Beaucoup d’anti-communistes occidentaux ont fait leur, sans guère la discuter, l’idée que l’Etat communiste possède une machine parfaite de domination et d’oppression. Ils n’y distinguent que deux catégories de citoyens : les fonctionnaires du parti endoctrinés idéologiquement, et la masse des sujets impuissants. Ils considèrent généralement toute résistance comme sans espoir. Carl J. Friedrich et Zbigniew K. Brzezinski ont écrit que « les chances de parvenir à renverser un régime totalitaire sont vraiment minces... aucun effort de résistance ne paraît pouvoir aboutir... »La réaction des dirigeants au soulèvement des 16-17 juin montre que cette conception doit être modifiée. Une résolution de la 15e session du Comité central du SED fit les aveux suivants :
« Les événements du 16 au 19 juin ont révélé que durant cette période de provocation fasciste, certaines organisations du parti, des organes dirigeants du parti, des agents responsables du parti et des membres du parti ont cédé à la panique et à la confusion. Dans beaucoup de cas, des membres du parti se sont joints aux provocateurs et ont pris part à des meetings et des manifestations. D’autres membres, perdant leur sang froid, ont capitulé devant des ennemis du parti et des provocateurs fascistes, ou sont montés dans leur charrette. »

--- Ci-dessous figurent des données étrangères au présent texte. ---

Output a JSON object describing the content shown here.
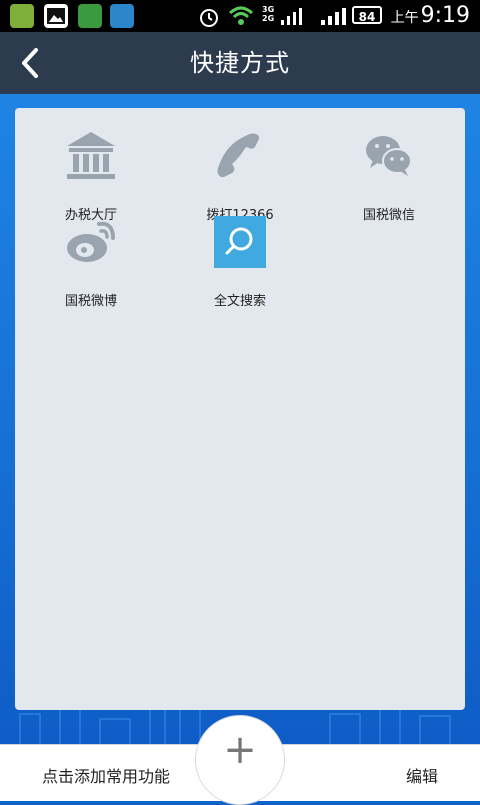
{
  "status_bar": {
    "network_top": "3G",
    "network_bottom": "2G",
    "battery": "84",
    "ampm": "上午",
    "time": "9:19"
  },
  "header": {
    "title": "快捷方式"
  },
  "shortcuts": [
    {
      "label": "办税大厅",
      "icon": "bank-icon"
    },
    {
      "label": "拨打12366",
      "icon": "phone-icon"
    },
    {
      "label": "国税微信",
      "icon": "wechat-icon"
    },
    {
      "label": "国税微博",
      "icon": "weibo-icon"
    },
    {
      "label": "全文搜索",
      "icon": "search-icon"
    }
  ],
  "bottom": {
    "add_hint": "点击添加常用功能",
    "edit_label": "编辑",
    "add_icon": "plus-icon"
  },
  "colors": {
    "header": "#2d3b4e",
    "background": "#1670d6",
    "panel": "#e3e8ef",
    "icon_gray": "#9aa4ae",
    "search_tile": "#3fa9e0"
  }
}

Le soulèvement ne se heurta pas à une direction du parti monolithique. Wilhelm Zaisser, ministre de la Sûreté publique, et Rudolf Herrnstadt, rédacteur en chef du journal du SED, Neues Deutschland, formèrent à l’intérieur du Politbüro et du Comité central une faction visant à renverser Ulbricht. Leur groupe put compter sur l’appui du clan Béria-Malenkov à Moscou et de l’appareil du SED dans le district de Berlin.
Le quartier général du SED de ce district reçut les premières informations sur les grèves de la bouche des membres du parti qui avaient tenté de convaincre les ouvriers de la Stalinallee que la ligne du parti était correcte. Heinz Brandt, secrétaire à l’agitation et à la propagande de cette organisation, a décrit les réactions de ces propagandistes du SED qui, tôt le matin du 16 juin, avaient supplié les ouvriers de renoncer à leur marche de protestation :
« Ils étaient complètement égarés. Pour la première fois de leur vie, ces jeunes hommes, qui pour la plupart avaient suivi des cours dans l’une des écoles du parti, faisaient l’expérience d’un véritable mouvement de la classe ouvrière. Ils ne pouvaient comprendre que ce mouvement soit dirigé contre le « parti ouvrier ».

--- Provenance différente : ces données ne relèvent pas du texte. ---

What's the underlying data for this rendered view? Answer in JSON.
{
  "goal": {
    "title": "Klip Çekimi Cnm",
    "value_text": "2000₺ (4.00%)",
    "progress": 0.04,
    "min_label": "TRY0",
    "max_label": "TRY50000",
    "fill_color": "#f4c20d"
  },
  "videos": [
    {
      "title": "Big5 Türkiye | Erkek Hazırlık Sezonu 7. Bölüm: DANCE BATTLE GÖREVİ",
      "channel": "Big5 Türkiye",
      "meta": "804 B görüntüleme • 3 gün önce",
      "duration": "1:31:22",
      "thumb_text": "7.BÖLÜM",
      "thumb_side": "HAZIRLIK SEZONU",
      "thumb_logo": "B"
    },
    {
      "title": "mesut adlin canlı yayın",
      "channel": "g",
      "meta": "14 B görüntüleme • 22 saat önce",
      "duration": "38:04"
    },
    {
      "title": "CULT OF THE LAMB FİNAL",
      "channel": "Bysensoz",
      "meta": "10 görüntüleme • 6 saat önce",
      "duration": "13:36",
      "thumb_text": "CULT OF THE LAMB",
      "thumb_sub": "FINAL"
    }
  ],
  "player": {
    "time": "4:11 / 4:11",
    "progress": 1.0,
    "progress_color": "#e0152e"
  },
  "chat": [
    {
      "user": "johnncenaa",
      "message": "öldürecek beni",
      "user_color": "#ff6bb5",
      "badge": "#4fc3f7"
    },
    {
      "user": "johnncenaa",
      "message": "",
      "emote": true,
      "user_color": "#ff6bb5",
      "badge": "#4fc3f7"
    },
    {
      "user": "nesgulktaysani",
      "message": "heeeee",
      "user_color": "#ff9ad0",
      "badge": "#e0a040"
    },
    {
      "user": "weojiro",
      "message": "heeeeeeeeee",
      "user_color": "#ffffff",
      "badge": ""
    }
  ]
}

« A 8h30 (du matin, le 16 juin), Bruno Baum (secrétaire économique de l’organisation du district de Berlin) me convoqua dans son bureau. II était blanc comme un linge. Jusque-là, je ne l’avais jamais vu incertain ou hésitant. Les événements qui venaient d’éclater frappaient ce genre d’hommes comme une incompréhensible catastrophe naturelle. La formule salvatrice du Jour J préparé à l’extérieur ne leur vint pas à l’esprit tant que les chars russes ne les eurent pas délivrés de leur position désespérée. »
Le Politbüro du SED se réunit le 16 juin ; comme chaque mardi, à la Maison de l’Unité, siège du Comité central. II discuta des changements de politique et de personnel qu’exigerait le « cours nouveau ». Au moment même où les ouvriers du bâtiment défilaient à travers Berlin, les principaux dirigeants y étaient engagés dans un conflit de pouvoir intérieur.

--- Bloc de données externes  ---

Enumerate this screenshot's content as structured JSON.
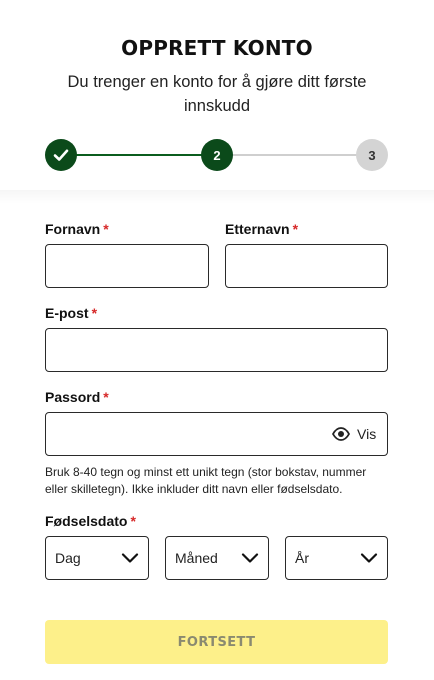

Après son entrevue avec Baum, Brandt se rendit en voiture à la Maison de l’Unité pour recommander que le renforcement des normes de travail soit immédiatement reporté ; il s’était assuré que Baum se ralliait à contrecœur à cette proposition. Hans Jendretzki, secrétaire du SED de Berlin, et Rudolf Herrnstadt quittèrent la séance du Politbüro et, depuis un corridor, écoutèrent le récit que fit Brandt des événements et sa proposition quant aux normes. Brandt devait ensuite passer plusieurs heures dans ce corridor dans l’attente d’une décision. Finalement, Ulbricht sortit et lui dit que le Politbüro avait accepté sa suggestion. II ordonna à Bruno Baum d’aller à la rencontre des manifestants et de les disperser en leur annonçant que le renforcement des normes était remis à plus tard. Brandt raconte :
« Lorsque nous rencontrâmes le cortège sur l’Alexanderplatz, Bruno Baum renonça à la tâche que Walter Ulbricht lui avait confié. II en avait vu assez pour se rendre compte qu’il s’agissait d’un véritable soulèvement populaire et qu’on ne pouvait le détourner avec un discours improvisé... “II n’y a rien que nous puissions faire ici, dit Bruno Baum. Je vais rentrer au QG du district. Quelqu’un devrait rester ici pour contrôler”. Mais il ne dit pas quelles étaient ses intentions et comment il imaginait un “contrôle” dans de telles circonstances. »
« Entre temps, j’avais parlé à quelques personnes en tête de la manifestation et je leur avais parlé de la remise à plus tard des normes... Bientôt la nouvelle se répandit parmi les manifestants, leur confiance en eux-mêmes se renforça d’autant ; l’action avait obtenu son premier grand succès. »
Lorsque le cortège atteignit la Cité des Ministères, Brandt consentit à lui parler. Debout sur un vélo, il dit que maintenant que le renforcement des normes avait été reporté, les travailleurs devaient « élire démocratiquement des comités d’entreprise représentatifs. Le « cours nouveau » doit mener à la réunification et à des élections libres ». Mais peu de responsables du parti allèrent jusque-là. Brandt décrit la réaction du fonctionnaire loyal moyen devant la décision du Politbüro :
« Les membres du personnel du SED qui travaillaient dans les environs sortaient et se mêlaient aux travailleurs, mais ils parlaient peu. Ils se sentaient déroutés en apprenant que les nouvelles normes, que jusqu’à ce moment ils avaient défendues, étaient abolies. Lorsque la radio de Berlin-Est diffusa la nouvelle, ces fonctionnaires se sentirent abandonnés par la direction du parti en “retraite” et rejetés par les travailleurs contre lesquels ils avaient défendu âprement le renforcement des normes... »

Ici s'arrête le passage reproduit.